SELinux Practice Tasks (RHCSA 9)
1. Enable SELinux enforcing mode at boot
- Ensure SELinux is in enforcing mode both currently and after reboot.
2. Identify and fix a file context mismatch
- A web server is failing to serve content from
/srv/www/html
. Diagnose and fix any SELinux context issues.
3. Allow a custom Apache virtual host to bind to port 8081
- Configure SELinux to allow Apache to use TCP port 8081 for a new virtual host.
4. Create a custom SELinux policy module
- A script located at
/opt/scripts/backup.sh
is being blocked by SELinux when accessing/mnt/backup
. Identify the AVC denial and create a custom policy module to allow the access.
5. Set SELinux boolean to allow FTP write access
- Enable SELinux to allow users to upload files to the vsftpd server.
6. Restore default file contexts recursively
- Restore the correct SELinux contexts for all files under
/var/www/html
after manual modification.
7. Configure SELinux to allow NFS home directories
- The system uses NFS-mounted home directories.
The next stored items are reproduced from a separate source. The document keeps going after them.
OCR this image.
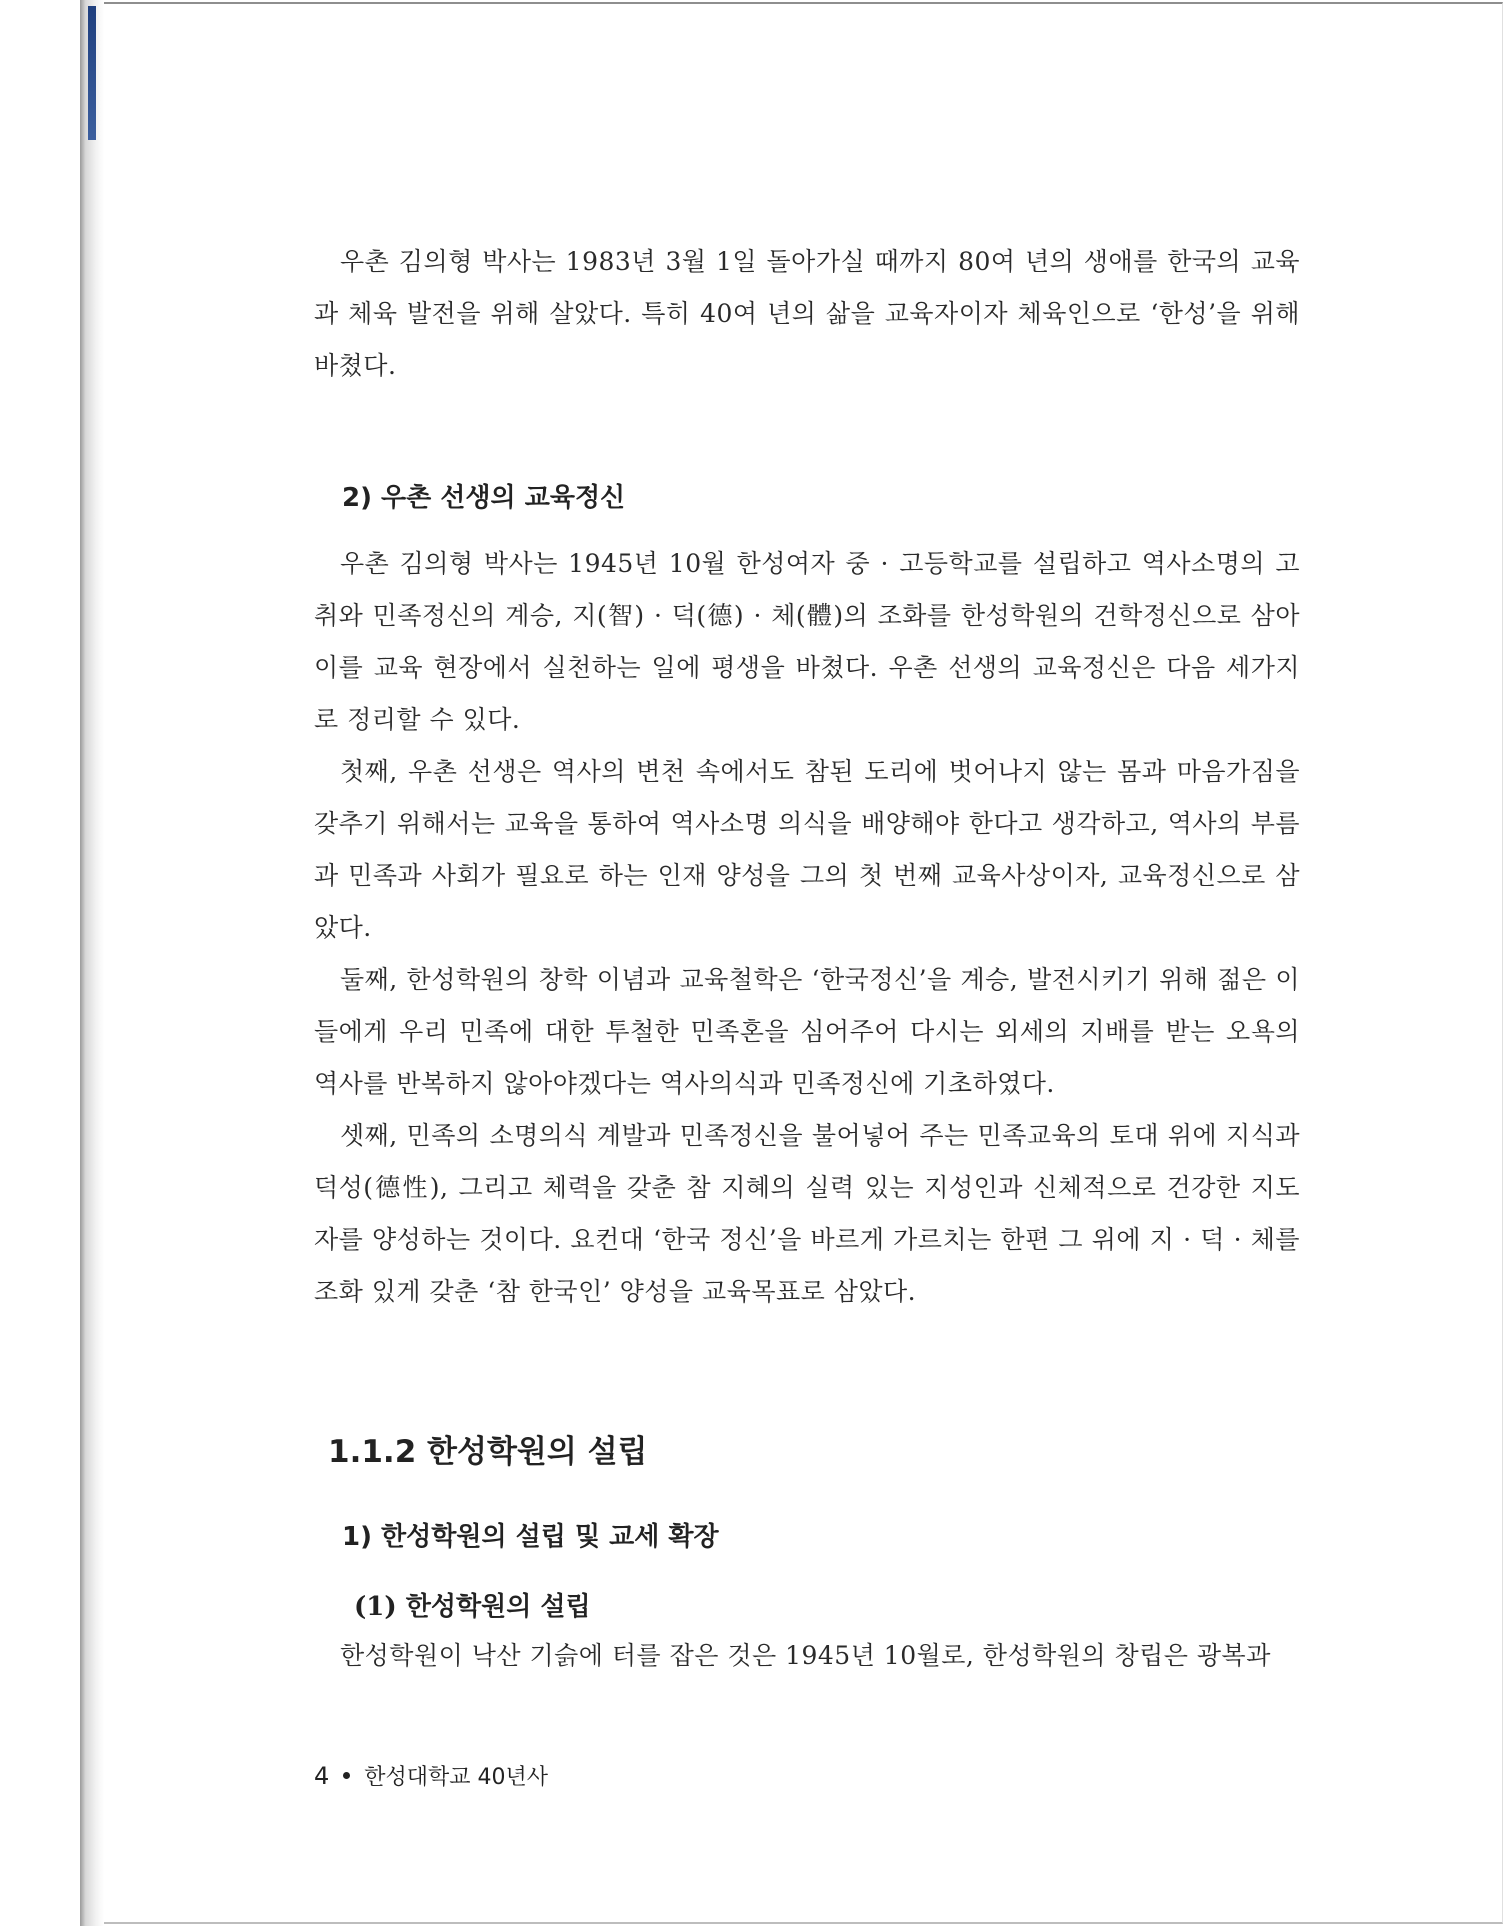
우촌 김의형 박사는 1983년 3월 1일 돌아가실 때까지 80여 년의 생애를 한국의 교육과 체육 발전을 위해 살았다. 특히 40여 년의 삶을 교육자이자 체육인으로 ‘한성’을 위해 바쳤다.

2) 우촌 선생의 교육정신

우촌 김의형 박사는 1945년 10월 한성여자 중 · 고등학교를 설립하고 역사소명의 고취와 민족정신의 계승, 지(智) · 덕(德) · 체(體)의 조화를 한성학원의 건학정신으로 삼아 이를 교육 현장에서 실천하는 일에 평생을 바쳤다. 우촌 선생의 교육정신은 다음 세가지로 정리할 수 있다.

첫째, 우촌 선생은 역사의 변천 속에서도 참된 도리에 벗어나지 않는 몸과 마음가짐을 갖추기 위해서는 교육을 통하여 역사소명 의식을 배양해야 한다고 생각하고, 역사의 부름과 민족과 사회가 필요로 하는 인재 양성을 그의 첫 번째 교육사상이자, 교육정신으로 삼았다.

둘째, 한성학원의 창학 이념과 교육철학은 ‘한국정신’을 계승, 발전시키기 위해 젊은 이들에게 우리 민족에 대한 투철한 민족혼을 심어주어 다시는 외세의 지배를 받는 오욕의 역사를 반복하지 않아야겠다는 역사의식과 민족정신에 기초하였다.

셋째, 민족의 소명의식 계발과 민족정신을 불어넣어 주는 민족교육의 토대 위에 지식과 덕성(德性), 그리고 체력을 갖춘 참 지혜의 실력 있는 지성인과 신체적으로 건강한 지도자를 양성하는 것이다. 요컨대 ‘한국 정신’을 바르게 가르치는 한편 그 위에 지 · 덕 · 체를 조화 있게 갖춘 ‘참 한국인’ 양성을 교육목표로 삼았다.

1.1.2 한성학원의 설립
1) 한성학원의 설립 및 교세 확장
(1) 한성학원의 설립

한성학원이 낙산 기슭에 터를 잡은 것은 1945년 10월로, 한성학원의 창립은 광복과

4 한성대학교 40년사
Configure SELinux to permit this configuration.
8. Relabel a newly created directory for Samba
- A directory
/share/public
has been created and shared using Samba. Configure the correct SELinux context so Samba can access it properly.
9. Troubleshoot a SELinux-related mail service issue
- The
postfix
service fails to deliver mail. Use SELinux logs to identify the issue and correct it.
10. Limit Apache access to specific directories with SELinux
- Configure SELinux to deny Apache access to
/secret_data
while still allowing it to serve content from/var/www/html
.
SELinux Boolean Practice Questions
1. Enable the SELinux boolean that allows Apache to make network connections.
- Identify and enable the appropriate SELinux boolean so that Apache can connect to remote services (e.g., database servers).
2. Temporarily disable SELinux boolean for FTP passive mode support.
- Disable the boolean that allows FTP to use passive mode and ensure the change is not persistent.
3. Allow Samba to share home directories.
- Set the appropriate SELinux boolean to permit Samba to access and share user home directories.
4. Enable persistent SELinux boolean for web applications to access user content.
- Ensure that web applications running under Apache can access user home directories persistently.
5. Prevent MySQL from accessing home directories.
- Disable the SELinux boolean that allows MySQL to read or write in user home directories.
6. Allow NFS to be exported by Samba.
- Set the SELinux boolean that allows Samba to export NFS-mounted directories.
7. Enable SELinux boolean to allow HTTPD to send mail.
- Allow Apache to send emails using local mail transfer agents like Postfix.
8. List all SELinux booleans related to httpd
and describe their current states.
- Use appropriate tools to generate a list and determine the function of each boolean.
9. Change a boolean so that FTP can write to files in the public directory.
- Modify SELinux boolean settings to allow vsftpd users to upload files to a shared directory.
10. Persistently enable SELinux boolean to allow SSH to manage users.
- Adjust and persist the boolean setting so SSH can manage user sessions with elevated control.
Configure Time Service Clients
Task 1
Configure a RHEL system to synchronize time using the chronyd
service. Ensure it starts at boot.
Task 2
Modify the system time server list to include time.nist.gov
and remove any default servers.
Task 3
Configure the time service client to use a specific NTP server on your local network, such as 192.168.1.100
.
Task 4
Ensure the system clock is synchronized immediately with the configured NTP server using chronyc
.
Task 5
Verify that the system time is being synchronized correctly using the appropriate command.
Task 6
Disable and mask ntpd
if it is installed, and ensure only chronyd
is used for time synchronization.
Task 7
Modify the chrony.conf
file to log measurements to a custom log file in /var/log
.
Task 8
Set the time zone to America/New_York
and verify that the change is applied system-wide.
Task 9
Configure the system to act as a time server for a private network using chronyd
.
Task 10
Force a manual synchronization of the system clock and verify the result.